The state should increase spending on fisheries, Stutes said, which impacts so many jobs in Alaska.

“When we cut the budget in fisheries, what we’re doing is we’re not allowing the Department of Fish and Game to maximize the resource that is available,” she said. “They don’t have the science and the surveys that are necessary to appropriately manage.”

Radner said that, in fishing and in budgeting, he wanted to see the “free market approach,” pulling back government spending and favoring “the rights of the fishermen.”

Seeking stable schooling

Stutes said she wanted to see a permanent increase to the base student allocation and action taken to address retirement for public employees.

“Kids are our resource,” she said. “We have to be in a position where, at least, the districts have enough funding to say to their teachers in May, when they’re done teaching, ‘you’ve got a job in September.’ We’re losing teachers.”

Radner said that he agrees there’s a need for increased education funding but said that he wants to see the issues with education addressed. He cited low proficiency scores and attendance rates — specifically in Seward. He said he was interested in seeing restrictions removed from “other forms of education than the public system.”

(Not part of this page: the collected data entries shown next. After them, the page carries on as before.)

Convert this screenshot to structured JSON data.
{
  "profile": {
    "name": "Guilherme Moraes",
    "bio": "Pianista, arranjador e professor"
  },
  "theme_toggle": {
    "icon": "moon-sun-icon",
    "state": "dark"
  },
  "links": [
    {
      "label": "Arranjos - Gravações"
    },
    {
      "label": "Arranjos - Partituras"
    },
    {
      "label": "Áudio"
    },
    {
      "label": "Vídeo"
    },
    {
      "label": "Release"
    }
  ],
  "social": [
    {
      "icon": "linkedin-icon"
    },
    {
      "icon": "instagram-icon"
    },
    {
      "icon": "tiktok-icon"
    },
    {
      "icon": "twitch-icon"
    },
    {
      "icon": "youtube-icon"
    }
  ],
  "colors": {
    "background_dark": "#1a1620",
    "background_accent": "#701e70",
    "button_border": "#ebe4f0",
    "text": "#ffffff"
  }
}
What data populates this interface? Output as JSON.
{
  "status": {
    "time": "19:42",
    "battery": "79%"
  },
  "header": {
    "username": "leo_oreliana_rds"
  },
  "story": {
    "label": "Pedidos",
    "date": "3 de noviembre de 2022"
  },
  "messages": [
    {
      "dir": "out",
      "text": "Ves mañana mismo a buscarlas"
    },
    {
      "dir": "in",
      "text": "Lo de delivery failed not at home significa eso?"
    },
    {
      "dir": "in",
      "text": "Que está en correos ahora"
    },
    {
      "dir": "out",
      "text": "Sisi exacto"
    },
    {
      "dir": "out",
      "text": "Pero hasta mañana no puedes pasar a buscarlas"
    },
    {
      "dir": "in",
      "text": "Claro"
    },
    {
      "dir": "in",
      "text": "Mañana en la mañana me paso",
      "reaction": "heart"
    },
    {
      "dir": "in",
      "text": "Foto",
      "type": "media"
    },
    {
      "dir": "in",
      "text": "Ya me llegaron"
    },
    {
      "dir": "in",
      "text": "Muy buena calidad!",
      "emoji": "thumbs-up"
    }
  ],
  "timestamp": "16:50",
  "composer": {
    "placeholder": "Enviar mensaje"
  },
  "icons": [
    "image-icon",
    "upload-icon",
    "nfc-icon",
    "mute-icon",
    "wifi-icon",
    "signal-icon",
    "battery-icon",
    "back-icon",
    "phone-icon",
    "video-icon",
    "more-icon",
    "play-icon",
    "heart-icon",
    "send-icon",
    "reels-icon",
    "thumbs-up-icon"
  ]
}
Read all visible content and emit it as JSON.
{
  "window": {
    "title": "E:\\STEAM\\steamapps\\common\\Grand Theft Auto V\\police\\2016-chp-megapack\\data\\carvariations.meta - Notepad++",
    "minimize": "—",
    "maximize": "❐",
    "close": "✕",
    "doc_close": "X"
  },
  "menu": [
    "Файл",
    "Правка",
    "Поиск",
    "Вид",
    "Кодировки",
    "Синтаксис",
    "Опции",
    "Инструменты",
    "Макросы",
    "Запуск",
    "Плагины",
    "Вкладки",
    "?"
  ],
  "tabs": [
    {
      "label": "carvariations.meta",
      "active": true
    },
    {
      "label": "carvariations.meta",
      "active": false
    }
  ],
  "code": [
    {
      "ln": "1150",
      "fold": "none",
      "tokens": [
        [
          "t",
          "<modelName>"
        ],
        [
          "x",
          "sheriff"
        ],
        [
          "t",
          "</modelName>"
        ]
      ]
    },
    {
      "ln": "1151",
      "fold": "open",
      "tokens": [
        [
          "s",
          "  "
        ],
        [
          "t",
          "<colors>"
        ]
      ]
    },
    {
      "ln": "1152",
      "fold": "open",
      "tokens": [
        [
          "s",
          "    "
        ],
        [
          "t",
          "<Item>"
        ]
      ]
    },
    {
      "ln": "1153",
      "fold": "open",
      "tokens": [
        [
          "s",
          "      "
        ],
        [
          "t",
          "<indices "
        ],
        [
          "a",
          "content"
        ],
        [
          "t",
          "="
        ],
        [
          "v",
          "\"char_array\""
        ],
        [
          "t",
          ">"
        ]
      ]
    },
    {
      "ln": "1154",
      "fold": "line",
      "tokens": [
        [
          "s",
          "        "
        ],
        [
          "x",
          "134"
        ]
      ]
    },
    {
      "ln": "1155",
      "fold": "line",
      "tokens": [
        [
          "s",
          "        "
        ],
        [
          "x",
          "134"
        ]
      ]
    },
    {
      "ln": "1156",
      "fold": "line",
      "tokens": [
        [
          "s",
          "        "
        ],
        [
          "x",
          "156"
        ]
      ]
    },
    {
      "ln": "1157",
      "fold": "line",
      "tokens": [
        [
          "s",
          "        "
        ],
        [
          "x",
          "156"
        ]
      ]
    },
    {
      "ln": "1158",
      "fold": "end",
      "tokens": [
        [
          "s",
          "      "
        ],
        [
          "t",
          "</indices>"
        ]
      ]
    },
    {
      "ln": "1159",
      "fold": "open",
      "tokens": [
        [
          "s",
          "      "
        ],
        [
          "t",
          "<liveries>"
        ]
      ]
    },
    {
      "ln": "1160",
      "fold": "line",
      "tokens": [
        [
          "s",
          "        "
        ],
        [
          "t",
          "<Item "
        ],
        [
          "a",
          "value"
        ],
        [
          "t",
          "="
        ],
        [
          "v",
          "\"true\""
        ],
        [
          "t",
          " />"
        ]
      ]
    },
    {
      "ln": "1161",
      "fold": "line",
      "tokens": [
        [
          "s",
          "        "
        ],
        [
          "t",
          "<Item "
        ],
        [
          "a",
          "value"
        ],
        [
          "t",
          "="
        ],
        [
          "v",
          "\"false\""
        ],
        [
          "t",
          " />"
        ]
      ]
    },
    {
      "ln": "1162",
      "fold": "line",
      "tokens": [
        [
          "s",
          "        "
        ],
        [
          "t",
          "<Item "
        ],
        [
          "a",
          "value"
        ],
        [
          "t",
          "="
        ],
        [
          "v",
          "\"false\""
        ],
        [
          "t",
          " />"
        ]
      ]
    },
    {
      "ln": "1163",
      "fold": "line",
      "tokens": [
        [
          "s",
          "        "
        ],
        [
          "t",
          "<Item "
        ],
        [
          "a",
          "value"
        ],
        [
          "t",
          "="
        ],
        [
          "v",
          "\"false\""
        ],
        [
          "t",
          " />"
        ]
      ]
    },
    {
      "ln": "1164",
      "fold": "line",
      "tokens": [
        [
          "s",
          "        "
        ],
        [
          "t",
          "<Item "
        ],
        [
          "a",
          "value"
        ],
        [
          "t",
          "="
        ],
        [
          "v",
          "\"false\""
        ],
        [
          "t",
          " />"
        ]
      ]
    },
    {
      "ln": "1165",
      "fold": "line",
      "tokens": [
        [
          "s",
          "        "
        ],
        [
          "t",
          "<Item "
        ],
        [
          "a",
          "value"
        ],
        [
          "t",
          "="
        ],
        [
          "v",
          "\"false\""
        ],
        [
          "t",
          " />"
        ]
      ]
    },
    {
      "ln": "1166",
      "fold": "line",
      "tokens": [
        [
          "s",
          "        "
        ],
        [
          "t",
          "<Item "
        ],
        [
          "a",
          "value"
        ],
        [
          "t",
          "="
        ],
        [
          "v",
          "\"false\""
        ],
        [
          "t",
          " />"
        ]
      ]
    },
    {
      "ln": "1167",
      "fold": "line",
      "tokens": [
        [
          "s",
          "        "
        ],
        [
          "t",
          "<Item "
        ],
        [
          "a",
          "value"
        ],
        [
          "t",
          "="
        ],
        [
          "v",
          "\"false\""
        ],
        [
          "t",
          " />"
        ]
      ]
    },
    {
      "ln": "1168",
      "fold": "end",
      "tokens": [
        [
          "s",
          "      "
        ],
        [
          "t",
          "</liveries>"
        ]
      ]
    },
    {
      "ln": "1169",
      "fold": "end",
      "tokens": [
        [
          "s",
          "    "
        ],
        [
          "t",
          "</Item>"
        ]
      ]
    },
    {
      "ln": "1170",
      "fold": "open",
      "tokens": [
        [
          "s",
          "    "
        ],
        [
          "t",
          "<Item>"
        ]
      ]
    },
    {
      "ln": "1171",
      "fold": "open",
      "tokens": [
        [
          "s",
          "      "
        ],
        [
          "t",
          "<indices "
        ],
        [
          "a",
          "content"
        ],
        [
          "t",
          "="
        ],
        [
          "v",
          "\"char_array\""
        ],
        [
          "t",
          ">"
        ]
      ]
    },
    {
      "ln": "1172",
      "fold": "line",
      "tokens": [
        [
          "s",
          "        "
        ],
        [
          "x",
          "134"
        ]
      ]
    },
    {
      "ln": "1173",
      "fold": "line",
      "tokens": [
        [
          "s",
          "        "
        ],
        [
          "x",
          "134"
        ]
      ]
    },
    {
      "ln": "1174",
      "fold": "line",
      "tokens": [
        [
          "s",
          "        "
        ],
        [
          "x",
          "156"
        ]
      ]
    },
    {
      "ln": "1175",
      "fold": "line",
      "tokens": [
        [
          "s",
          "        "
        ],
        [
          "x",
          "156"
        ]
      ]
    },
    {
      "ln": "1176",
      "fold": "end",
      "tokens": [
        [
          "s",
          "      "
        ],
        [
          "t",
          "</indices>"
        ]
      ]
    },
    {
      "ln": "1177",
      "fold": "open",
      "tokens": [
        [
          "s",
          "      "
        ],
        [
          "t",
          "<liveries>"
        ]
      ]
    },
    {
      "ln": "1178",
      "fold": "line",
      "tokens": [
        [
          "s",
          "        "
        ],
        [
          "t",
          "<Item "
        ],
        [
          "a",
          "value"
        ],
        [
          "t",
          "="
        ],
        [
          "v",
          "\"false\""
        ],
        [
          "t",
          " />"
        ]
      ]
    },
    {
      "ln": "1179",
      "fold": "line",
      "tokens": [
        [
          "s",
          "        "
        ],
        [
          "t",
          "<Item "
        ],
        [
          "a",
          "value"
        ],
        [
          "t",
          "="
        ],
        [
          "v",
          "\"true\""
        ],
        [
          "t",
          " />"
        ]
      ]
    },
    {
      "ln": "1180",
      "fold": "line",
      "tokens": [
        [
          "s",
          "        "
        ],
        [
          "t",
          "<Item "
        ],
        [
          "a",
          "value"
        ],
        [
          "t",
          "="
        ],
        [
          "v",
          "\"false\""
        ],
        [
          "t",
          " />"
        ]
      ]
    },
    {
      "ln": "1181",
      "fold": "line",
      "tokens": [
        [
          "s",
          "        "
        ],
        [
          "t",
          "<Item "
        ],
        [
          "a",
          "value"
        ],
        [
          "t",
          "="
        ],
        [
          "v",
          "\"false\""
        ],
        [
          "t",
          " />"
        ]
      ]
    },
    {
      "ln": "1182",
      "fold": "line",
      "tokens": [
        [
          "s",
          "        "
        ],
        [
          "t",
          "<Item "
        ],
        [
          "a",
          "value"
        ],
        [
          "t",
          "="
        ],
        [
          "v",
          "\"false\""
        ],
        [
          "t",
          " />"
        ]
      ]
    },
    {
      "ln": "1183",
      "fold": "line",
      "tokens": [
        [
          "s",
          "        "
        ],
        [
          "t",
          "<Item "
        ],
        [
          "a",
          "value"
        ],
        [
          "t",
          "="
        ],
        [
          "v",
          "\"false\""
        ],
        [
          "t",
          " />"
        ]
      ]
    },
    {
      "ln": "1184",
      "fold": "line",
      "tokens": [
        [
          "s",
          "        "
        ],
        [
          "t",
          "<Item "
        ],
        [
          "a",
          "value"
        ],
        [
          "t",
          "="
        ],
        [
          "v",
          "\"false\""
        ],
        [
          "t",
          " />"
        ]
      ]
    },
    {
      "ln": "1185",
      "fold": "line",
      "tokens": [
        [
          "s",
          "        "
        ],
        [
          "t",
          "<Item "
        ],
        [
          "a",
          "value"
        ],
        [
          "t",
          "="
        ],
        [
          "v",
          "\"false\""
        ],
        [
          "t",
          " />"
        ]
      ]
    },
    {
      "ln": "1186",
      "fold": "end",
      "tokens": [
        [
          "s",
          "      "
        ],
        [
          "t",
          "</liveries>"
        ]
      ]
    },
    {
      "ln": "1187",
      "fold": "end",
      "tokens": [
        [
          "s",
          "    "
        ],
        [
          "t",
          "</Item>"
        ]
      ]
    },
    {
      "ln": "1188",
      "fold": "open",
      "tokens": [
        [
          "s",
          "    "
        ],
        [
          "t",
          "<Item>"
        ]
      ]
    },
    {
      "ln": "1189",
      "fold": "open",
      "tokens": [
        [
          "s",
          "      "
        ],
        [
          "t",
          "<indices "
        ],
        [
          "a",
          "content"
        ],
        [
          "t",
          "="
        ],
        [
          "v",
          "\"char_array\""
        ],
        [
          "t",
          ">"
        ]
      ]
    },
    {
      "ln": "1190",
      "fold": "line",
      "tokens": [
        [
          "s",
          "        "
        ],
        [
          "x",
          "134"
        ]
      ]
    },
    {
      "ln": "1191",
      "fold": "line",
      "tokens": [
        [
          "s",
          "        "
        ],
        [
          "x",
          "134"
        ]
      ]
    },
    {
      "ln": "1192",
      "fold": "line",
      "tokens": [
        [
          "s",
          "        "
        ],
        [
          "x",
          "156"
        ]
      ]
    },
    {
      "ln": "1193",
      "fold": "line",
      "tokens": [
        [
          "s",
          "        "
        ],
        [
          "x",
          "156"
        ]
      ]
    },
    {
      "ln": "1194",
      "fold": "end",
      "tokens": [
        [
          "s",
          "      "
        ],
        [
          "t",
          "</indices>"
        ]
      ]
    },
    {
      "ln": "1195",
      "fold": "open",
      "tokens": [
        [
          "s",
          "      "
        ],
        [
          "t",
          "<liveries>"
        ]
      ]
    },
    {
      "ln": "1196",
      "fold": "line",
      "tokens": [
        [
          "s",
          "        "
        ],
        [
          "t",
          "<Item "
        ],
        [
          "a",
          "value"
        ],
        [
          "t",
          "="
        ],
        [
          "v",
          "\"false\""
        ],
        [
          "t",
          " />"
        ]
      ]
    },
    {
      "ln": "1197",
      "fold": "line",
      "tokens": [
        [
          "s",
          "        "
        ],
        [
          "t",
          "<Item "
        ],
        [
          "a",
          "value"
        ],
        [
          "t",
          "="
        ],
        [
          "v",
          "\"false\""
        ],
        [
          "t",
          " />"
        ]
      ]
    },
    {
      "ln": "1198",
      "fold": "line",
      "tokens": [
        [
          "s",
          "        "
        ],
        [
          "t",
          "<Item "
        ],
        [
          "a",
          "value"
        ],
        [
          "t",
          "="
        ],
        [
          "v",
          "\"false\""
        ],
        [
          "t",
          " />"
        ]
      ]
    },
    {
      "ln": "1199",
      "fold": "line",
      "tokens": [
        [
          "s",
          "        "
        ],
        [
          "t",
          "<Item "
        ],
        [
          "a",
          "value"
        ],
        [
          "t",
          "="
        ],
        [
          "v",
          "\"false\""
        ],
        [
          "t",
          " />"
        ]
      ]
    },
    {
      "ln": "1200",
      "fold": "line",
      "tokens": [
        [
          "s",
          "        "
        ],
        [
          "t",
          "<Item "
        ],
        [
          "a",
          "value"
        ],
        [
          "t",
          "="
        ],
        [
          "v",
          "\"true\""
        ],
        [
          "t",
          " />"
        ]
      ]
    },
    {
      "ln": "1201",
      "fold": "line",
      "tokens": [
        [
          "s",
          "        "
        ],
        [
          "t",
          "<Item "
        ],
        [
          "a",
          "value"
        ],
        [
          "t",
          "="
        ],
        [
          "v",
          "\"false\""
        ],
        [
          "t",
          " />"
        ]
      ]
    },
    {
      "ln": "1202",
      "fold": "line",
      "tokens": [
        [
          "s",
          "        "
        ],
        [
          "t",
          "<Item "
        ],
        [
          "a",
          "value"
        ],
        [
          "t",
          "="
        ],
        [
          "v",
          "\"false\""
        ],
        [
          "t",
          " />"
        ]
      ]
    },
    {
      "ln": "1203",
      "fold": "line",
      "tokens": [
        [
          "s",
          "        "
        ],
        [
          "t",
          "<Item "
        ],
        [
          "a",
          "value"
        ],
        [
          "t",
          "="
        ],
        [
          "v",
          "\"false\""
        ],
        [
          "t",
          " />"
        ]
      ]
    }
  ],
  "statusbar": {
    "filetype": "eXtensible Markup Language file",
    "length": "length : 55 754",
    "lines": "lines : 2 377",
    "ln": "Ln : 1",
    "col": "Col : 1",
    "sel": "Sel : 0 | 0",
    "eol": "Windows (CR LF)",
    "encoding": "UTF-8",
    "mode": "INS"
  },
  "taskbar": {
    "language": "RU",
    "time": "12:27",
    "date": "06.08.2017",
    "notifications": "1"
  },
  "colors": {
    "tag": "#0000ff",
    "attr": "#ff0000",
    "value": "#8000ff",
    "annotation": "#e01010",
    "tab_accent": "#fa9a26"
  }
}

Qualms about quality of life

Both candidates agreed that health care, affordable housing and child care are challenges facing families in the district. Stutes said that each community has its own needs, citing recent uncertainty around a fish processor in Kodiak and a lack of physicians in Seward. Radner said that the challenge of representing an area so large is maintaining a presence and a connection to the three distinct communities.

Loosening up state land for sale and development, especially for Alaska residents, was an idea favored by both candidates.

Radner said the government should make it easier for people to create child care businesses, but that the state shouldn’t get involved with funding them. He said he’s interested in seeing communities and volunteers get more child care off the ground.

“If you work a job and you have kids, you need to have child care,” he said. “I have four brothers, that’s something my family certainly went through.”

Stutes said that, as a parent who put her own children into day care, “it never occurred to me that anybody was going to pay for my day care other than myself.” But, she said, she recognizes that the cost of child care can be difficult to surmount even for two working parents.

During the forum, the candidates also discussed both ballot measures, discrimination against LGBTQ+ people and Alaska’s outmigration.